Deepening social inequality and the growth of the authoritarian “chain of command” are creating the conditions for new acts of social protest. The miners’ strikes of 1989-1990 have not been forgotten; they showed how powerful the working class can be when it begins to move.

The course of events raises the question of political perspectives with a new intensity. What was sadly lacking with the miners and other detachments of the Soviet working class in the years of “perestroika” was a clear understanding of the source of their past social gains, of the foundations of the October 1917 revolution, and, correspondingly, of how the social gains growing out of this revolution could be defended.

The great experience of the October Revolution of 1917, once again confirmed in negative form by the bitter experience of the last 20 years, shows that it is impossible to resolve a single one of the fundamental social and economic questions in the interests of the workers (a) without building an independent party of the proletariat, and (b) without an international revolutionary program.

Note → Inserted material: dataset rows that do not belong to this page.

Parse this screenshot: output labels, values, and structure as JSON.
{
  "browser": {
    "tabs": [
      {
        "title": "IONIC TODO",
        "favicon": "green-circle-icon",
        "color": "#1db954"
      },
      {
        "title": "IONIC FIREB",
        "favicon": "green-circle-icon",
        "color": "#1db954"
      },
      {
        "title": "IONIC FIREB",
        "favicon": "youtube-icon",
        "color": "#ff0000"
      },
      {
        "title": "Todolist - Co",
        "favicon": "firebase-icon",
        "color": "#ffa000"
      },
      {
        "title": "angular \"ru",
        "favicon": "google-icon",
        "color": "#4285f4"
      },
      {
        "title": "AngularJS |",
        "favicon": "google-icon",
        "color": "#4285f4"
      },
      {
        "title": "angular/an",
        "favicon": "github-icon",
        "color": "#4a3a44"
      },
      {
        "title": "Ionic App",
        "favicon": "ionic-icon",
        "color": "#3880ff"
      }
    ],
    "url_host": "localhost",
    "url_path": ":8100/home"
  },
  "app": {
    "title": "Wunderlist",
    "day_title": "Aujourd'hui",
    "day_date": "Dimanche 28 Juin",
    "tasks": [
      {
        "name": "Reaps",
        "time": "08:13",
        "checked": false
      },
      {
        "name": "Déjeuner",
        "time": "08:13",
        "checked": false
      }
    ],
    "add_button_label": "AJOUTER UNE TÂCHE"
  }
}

It is important to understand that the political continuity that links our time with the epoch of three Russian revolutions passes though the struggle of Leon Trotsky and the Left Opposition against the Stalinist degeneration of the Bolshevik Party and the Soviet state in the 1920s-1930s, and through the creation in 1938 of the Fourth International.

The fight to introduce this understanding into the consciousness of the Russian working class, and for the assimilation of the main lessons of the international struggles of the proletariat of the twentieth century—this is the task to which the most conscious workers, students and representatives of the intelligentsia in Russia must direct their strength.